HHS uses AI to review state health program audits in push to reduce fraud

HHS will use ChatGPT and other AI tools to review audit reports from all 50 states, targeting fraud in Medicaid and other federally funded health programs. Officials say thousands of reports previously went unexamined.

Categorized in: AI News Healthcare
Published on: May 23, 2026
HHS uses AI to review state health program audits in push to reduce fraud

HHS Deploys AI to Analyze State Health Audits for Fraud

The Department of Health and Human Services announced Thursday it will use ChatGPT and other AI tools to systematically review audit reports from all 50 states. The initiative aims to identify fraud patterns and reduce improper spending across federally funded health programs.

Gustav Chiarello, HHS assistant secretary for financial resources, said the department receives thousands of audit reports annually that previously went largely unexamined. "It's classic big government: Everyone files an audit and it lands with a thud and no one does anything about it," Chiarello said. "Here, with AI, we're able to dig into it."

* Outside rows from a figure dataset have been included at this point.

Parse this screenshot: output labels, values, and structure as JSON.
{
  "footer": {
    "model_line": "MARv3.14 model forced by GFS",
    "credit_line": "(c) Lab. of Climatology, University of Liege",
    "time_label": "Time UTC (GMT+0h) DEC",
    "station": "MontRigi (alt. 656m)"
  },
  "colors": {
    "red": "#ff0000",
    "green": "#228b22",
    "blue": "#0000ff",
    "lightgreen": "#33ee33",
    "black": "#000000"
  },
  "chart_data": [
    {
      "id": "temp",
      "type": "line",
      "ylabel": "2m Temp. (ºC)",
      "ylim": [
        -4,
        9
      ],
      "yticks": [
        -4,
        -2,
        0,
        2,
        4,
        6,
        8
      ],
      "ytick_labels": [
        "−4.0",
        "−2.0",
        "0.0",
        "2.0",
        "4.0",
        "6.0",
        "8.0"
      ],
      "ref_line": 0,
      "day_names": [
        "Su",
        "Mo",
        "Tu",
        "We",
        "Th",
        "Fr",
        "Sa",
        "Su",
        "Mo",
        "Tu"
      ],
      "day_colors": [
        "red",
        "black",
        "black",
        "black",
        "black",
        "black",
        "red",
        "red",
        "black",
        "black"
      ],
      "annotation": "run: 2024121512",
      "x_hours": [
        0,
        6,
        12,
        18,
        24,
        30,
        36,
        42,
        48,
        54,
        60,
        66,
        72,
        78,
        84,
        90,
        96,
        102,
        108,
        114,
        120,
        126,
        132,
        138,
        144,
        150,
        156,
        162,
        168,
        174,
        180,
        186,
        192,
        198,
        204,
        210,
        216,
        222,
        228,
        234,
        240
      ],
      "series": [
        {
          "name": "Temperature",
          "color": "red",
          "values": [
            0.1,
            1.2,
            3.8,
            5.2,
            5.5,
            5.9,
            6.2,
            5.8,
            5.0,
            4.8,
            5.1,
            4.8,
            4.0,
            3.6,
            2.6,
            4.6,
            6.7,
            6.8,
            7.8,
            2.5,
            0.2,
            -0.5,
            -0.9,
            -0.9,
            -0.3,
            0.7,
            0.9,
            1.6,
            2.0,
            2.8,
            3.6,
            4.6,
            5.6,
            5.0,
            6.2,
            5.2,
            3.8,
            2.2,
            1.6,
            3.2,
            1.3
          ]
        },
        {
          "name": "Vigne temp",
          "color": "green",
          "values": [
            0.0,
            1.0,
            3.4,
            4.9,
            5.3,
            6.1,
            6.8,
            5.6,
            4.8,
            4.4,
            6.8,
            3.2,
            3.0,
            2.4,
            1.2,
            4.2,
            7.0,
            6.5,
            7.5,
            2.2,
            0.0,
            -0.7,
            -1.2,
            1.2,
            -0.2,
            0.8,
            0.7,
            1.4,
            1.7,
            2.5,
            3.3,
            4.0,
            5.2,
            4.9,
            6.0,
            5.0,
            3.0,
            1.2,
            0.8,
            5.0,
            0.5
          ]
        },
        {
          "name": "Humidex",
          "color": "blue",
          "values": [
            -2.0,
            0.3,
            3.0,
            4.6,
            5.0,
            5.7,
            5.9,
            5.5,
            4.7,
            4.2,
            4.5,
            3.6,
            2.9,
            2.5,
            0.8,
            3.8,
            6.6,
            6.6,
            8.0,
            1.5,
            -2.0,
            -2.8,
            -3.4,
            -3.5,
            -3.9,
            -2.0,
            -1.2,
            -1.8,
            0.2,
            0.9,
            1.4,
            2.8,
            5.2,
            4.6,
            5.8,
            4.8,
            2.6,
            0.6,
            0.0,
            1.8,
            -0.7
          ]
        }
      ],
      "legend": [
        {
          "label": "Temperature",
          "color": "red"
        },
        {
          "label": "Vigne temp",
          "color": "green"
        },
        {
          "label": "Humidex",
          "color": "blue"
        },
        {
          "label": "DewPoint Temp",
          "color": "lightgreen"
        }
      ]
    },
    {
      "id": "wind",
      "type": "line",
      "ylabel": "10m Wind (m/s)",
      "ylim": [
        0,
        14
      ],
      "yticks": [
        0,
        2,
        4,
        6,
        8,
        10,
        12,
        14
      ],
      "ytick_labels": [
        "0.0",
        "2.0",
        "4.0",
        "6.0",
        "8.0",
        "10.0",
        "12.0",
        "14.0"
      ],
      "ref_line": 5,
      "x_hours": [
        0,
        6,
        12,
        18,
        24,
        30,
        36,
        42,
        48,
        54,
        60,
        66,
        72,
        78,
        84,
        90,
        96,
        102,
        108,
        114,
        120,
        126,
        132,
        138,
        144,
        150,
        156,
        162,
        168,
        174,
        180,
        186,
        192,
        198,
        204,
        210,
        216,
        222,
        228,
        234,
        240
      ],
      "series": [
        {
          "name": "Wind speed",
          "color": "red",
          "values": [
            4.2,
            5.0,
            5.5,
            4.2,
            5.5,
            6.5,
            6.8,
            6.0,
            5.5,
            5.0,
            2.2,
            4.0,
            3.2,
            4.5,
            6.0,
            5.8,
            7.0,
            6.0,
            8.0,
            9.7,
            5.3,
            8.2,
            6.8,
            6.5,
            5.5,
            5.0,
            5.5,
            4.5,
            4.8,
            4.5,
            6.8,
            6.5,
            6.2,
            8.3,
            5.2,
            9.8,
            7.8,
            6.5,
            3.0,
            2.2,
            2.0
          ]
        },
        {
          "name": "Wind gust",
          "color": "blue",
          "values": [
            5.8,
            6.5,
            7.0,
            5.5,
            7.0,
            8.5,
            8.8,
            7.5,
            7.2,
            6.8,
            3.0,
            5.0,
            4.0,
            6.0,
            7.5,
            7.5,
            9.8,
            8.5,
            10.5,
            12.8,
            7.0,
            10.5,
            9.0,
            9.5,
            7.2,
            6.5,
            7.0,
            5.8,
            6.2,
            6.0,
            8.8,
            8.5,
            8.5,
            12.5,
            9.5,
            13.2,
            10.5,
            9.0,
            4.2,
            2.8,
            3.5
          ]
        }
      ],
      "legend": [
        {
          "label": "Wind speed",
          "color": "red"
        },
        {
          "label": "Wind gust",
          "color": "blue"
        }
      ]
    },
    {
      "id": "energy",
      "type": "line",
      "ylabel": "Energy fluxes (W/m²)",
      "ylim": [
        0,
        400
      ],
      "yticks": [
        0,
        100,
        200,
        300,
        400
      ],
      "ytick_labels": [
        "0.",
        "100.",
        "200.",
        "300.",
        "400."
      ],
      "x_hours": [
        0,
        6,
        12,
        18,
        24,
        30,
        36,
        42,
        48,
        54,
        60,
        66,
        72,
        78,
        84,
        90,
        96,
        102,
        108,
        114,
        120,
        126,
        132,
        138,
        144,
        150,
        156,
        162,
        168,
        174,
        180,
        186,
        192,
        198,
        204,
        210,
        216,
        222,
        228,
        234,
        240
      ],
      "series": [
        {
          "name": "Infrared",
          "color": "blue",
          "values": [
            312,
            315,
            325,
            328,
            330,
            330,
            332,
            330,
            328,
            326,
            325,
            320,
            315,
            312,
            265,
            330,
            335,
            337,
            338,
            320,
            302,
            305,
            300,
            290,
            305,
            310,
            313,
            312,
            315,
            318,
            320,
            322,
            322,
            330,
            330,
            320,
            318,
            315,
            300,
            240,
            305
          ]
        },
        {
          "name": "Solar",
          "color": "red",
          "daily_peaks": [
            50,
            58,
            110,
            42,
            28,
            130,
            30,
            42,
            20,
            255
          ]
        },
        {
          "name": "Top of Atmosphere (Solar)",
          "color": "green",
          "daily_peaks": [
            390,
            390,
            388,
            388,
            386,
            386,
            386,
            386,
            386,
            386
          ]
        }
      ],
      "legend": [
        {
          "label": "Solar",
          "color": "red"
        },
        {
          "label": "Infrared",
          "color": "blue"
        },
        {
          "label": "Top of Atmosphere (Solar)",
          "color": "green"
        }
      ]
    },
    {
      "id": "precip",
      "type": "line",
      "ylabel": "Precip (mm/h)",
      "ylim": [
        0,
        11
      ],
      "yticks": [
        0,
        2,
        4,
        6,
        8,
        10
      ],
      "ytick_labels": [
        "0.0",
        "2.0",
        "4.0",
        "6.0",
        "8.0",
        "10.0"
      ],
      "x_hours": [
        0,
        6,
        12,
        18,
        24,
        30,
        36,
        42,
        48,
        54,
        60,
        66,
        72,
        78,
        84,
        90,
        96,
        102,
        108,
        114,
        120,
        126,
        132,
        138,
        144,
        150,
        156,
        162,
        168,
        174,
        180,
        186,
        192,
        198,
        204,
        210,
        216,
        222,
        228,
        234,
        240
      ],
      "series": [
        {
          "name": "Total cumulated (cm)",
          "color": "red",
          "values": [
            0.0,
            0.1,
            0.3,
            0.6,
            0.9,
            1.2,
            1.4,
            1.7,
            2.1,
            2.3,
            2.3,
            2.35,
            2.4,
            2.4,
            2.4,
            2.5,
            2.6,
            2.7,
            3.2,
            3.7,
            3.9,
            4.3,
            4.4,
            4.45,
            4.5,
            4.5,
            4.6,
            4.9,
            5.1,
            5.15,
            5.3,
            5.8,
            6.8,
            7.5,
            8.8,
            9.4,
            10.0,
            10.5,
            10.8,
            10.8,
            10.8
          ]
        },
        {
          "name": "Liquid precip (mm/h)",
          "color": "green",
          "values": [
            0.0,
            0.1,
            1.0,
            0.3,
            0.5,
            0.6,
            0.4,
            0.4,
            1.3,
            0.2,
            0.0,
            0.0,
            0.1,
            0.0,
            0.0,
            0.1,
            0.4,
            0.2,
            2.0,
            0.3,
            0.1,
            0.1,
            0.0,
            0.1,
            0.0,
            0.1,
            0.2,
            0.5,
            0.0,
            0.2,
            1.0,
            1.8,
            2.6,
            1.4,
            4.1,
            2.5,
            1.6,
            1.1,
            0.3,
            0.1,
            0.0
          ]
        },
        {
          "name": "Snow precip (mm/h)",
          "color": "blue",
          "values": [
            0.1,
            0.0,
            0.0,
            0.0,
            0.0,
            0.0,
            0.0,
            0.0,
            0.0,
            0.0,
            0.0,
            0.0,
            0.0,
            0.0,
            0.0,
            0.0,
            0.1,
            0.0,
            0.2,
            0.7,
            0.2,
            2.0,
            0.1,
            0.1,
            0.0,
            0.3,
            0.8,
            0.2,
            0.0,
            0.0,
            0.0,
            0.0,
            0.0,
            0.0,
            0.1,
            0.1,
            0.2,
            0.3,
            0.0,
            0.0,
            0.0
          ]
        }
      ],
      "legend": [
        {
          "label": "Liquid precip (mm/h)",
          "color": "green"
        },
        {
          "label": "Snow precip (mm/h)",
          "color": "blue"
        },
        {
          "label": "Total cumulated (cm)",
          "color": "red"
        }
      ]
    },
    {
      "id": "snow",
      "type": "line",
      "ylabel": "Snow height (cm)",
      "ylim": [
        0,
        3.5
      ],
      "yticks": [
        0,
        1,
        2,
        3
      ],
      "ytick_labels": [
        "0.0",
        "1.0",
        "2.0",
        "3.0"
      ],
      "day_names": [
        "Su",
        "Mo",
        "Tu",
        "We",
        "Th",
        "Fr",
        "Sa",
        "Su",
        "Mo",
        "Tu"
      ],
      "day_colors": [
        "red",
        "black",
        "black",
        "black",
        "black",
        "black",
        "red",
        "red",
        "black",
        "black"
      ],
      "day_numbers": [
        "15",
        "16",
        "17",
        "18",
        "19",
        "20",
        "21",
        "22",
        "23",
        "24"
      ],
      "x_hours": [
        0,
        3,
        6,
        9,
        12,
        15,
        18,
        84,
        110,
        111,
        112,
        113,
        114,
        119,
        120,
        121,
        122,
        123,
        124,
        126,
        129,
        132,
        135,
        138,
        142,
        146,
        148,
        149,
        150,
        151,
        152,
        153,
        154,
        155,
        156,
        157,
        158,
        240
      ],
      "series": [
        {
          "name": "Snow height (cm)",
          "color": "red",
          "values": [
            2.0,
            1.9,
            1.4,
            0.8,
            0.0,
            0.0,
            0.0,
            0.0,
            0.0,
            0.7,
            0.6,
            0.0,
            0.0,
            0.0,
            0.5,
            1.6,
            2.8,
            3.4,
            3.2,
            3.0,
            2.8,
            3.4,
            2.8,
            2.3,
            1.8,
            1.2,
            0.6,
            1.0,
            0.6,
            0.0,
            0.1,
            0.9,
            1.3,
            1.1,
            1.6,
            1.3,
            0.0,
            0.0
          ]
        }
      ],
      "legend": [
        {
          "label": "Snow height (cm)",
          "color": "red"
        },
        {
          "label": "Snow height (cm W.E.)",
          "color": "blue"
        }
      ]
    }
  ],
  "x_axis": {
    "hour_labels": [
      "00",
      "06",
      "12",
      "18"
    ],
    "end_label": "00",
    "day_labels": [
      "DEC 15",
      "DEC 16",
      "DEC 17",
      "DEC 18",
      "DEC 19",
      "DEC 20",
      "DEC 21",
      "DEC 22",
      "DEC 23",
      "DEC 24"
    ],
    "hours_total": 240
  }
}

The program will analyze audits from state Medicaid programs, federal research grants, addiction services, and other HHS-funded initiatives. Any organization receiving at least $1 million annually in federal health dollars must submit these reports.

How the System Works

Generative AI tools can identify patterns across large document sets that human reviewers might miss. HHS said it is analyzing existing public audit reports rather than generating new investigative data.

States and grantees that fail to file required audits or ignore identified problems face potential loss of federal funding. HHS sent formal notices to all 50 states stating it will no longer accept indefinite informal resolution of audit noncompliance or material weaknesses.

Concerns About Accuracy and Bias

Critics raised questions about the reliability of AI-driven enforcement. Chiarello acknowledged the department is evaluating reports rather than uncovering original evidence, but did not detail specific safeguards against AI errors.

Rob Weissman, co-president of Public Citizen, questioned the administration's intentions. "The AI is kind of beside the point when you assess what their actual objectives are, rather than what they pretend they are," he said.

The administration has previously acknowledged major mistakes in data used to justify fraud investigations. At least one New York Medicaid probe relied on flawed data, according to documents reviewed by the Associated Press.

Broader Anti-Fraud Push

This initiative builds on existing HHS efforts to automate fraud detection across Medicaid and Medicare. Federal Trade Commission Chairman Andrew Ferguson recently cited AI tools flagging suspected fraud in student loan programs and other areas.

Chiarello said he is encouraging other federal departments to adopt similar AI-based audit analysis systems. "It would be fairly easy for the other agencies to use our technology and jump on it," he said.